A REPOST FROM 2008!
I awaken at 8:30 am to find myself curled up on an unfamiliar chair and the sound of an earth-shattering snoring a few feet away. I sit up and there is my buddy Ken. He is passed out on the couch across the room on his side with his shirt pulled up with a Beauty Queen Sash with Asian writing on it and his chubby, pasty stomach spilling over his pants as he's shaking the apartment with his snoring.
Empty beer cans are scattered throughout the apartment. I then realize that I hear the sound of water running, and his Japanese exchange student roommate peeks out from the kitchen, looks at me, and waves his yellow-rubber-cleaning-gloved hand. "Hello", I say. I gather up my purse and belongings, and go out the door not bothering to wake up my friend.
I stumble into my room to find my roommate fast asleep. As soon as my head hits the pillow I am unconscious until 12:30 pm.
*****
Tall Older Art Major calls me around 1 to ask if I want to go to the beach.
I figure he's trying to extend himself as a friend (since we're not, well...anymore).
I decide against it until he calls again at 3 to pick me up.
I put on my polka-dotted red and black swimsuit and jean shorts to cover the bottoms. I decide that I'm getting fat and I need to lose weight, these shorts used to be loose on me and now I can barely fit the button closed.
The weather at the beach is beautiful. The air is so warm and calm that you can't tell where your skin ends and the air begins.
I lay on my back on the towel and listen to a group of high school girls squawking. Not that I am consciously listening, they are just so loud that one cannot help but hear them without an ounce of effort.
The loudest girl of all, with dark skin (looked either Mexican or Filipino) was screeching about an "ugly dog." I turned to see a couple walking in their direction with a chihuahua on a leash. "That is such an ugly dog. What an ugly dog. Ew."
Then comes the gossip. I swear, you can't make this stuff up.
"Everyone knows she's a fucking whore. She got herpes. She need it stamped across her forehead. Like the Jewish Star, ya know?"
"I always wanted a fish. I wann'ed a fuckin fish! Then as soon as she moves out, SHE gets a fish. An' I don' get a fish cuz I'M the BAD DAUGHTER, right??"
I try to let the ocean drown out the sounds of her squawking and instead am distracted by a shirtless older man on a balcony of a multi-million dollar house on the cliff above me, screaming and gesticulating wildly to an unseen person, with a glass of wine in one hand and a baseball cap on his head.
"I will fuckin' crucify that motherfuckin' cocksucker who stole my...." (His voice drowned out)

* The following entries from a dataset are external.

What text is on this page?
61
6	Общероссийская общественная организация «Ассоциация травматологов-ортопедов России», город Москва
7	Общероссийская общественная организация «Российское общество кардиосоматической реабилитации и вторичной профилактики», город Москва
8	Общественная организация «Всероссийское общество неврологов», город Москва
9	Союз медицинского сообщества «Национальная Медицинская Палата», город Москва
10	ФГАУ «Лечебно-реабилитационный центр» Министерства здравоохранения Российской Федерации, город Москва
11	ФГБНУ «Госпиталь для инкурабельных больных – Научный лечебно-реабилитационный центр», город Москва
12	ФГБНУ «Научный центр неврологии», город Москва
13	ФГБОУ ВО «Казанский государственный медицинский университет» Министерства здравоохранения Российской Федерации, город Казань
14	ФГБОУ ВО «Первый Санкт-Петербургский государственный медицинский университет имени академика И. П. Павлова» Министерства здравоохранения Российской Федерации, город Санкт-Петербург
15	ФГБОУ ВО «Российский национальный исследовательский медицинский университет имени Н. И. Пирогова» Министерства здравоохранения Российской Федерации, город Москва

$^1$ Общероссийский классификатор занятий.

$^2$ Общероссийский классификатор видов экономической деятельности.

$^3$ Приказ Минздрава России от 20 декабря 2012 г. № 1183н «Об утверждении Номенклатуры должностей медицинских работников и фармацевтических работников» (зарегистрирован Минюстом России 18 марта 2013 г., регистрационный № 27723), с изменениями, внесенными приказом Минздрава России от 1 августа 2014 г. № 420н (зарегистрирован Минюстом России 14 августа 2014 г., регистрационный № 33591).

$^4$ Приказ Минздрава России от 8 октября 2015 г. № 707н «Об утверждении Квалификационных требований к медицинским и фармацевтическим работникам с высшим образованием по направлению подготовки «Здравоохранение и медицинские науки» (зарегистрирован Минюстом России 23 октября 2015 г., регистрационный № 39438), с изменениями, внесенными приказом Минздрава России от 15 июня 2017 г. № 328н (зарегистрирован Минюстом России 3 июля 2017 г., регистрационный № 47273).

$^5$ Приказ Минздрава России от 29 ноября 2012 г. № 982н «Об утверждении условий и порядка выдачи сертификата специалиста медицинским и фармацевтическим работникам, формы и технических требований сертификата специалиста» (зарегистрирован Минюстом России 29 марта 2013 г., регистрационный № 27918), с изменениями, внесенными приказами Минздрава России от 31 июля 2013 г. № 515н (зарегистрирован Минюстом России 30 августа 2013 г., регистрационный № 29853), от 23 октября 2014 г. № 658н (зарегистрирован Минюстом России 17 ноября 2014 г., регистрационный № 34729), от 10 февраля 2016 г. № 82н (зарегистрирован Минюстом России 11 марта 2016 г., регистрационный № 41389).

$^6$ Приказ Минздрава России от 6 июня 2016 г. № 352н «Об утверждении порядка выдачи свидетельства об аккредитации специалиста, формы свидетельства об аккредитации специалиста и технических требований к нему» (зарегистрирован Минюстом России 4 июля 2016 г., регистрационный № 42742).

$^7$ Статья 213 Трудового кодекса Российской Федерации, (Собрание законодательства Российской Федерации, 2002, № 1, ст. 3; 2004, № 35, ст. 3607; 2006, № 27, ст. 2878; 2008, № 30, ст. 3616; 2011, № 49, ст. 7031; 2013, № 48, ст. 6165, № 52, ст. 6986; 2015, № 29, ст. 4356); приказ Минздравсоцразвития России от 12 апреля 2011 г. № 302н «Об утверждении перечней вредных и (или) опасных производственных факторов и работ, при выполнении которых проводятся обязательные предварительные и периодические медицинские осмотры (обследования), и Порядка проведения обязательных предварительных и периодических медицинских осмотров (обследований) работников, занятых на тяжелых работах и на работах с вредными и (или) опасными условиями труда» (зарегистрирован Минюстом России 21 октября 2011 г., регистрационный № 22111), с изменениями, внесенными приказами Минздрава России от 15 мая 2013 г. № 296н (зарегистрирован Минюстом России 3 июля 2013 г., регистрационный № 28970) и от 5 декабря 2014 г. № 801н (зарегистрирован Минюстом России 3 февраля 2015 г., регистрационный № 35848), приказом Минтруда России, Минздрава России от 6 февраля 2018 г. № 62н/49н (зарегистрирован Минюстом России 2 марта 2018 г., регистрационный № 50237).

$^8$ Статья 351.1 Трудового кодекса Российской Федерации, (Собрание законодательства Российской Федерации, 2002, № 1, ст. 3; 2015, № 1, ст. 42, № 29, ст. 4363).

Sounds of random yelling and phrases peppered with the words "Fuck", "Cocksucker", and "Motherfucker" follow for the next hour. I giggle now and then every time I hear one of his belligerent tirades, as entertaining as they are.
I feel myself taking in the Vitamin D from the sun, I turn to look at Older Art Major now and then and see him basking with his eyes closed.
I think back to a week ago, when I lay on his bed and we read e.e. cummings to each other and discuss the dadaist art movement while becoming increasingly inebriated on Bordeaux and melt into each other....His legs are so awkwardly long and he has a thin chest. I imagine what we must have looked like.
No matter, though.
I enjoy the rest of my sunbathing and the wonderful beach, hearing the waves crash against the shore. Serotonin replenished!
We walk back up to the wooden staircase to the top of the hill. I say goodbye to the beach and decide that I need to do this more often.
As we drive through Laguna again, we notice sirens and police lights. We figure there's been a collision until we see an overturned car with a woman laying down on the ground with police and people around her.
She seems to be okay. But how the heck did she get her car to turn over sideways on the side of the road? There's no way she could have gone fast enough to flip it on the side.
Chipotle follows. A nice treat considering that I have no Chipotle access down here, I am more than happy to spend some more time to get my Chipotle fix.
Inside a group of young hispanic teenagers are standing in front of us. As I'm talking to Older Art Major, a loud *thunk* makes us both turn. One of the teenage boys has fallen on the ground. He's breathing, but the girls with him are trying to call an ambulance.
Luckily the boy was able to stand up and walk with the help of his friends/family, apparently he fainted as a result of an inner-ear imbalance, or at least thats what it looked like the girl said.
5 minutes later, a firetruck and ambulance arrive to find the fainted boy and his friends calmly at a table enjoying their burritos.
We've seen two people on the ground within 2 hours.
It was a good day. He drives me home and I notice my skin gained a little colour while at the beach.
I sit updating my journal here online, and receive a text message from Grad Student Art Major:
"Lust awakens and...sorry I know this is a weird message but...im odd"
Very odd indeed. A very strange, interesting, satisfying day in a 21-year-old's new life in Southern California.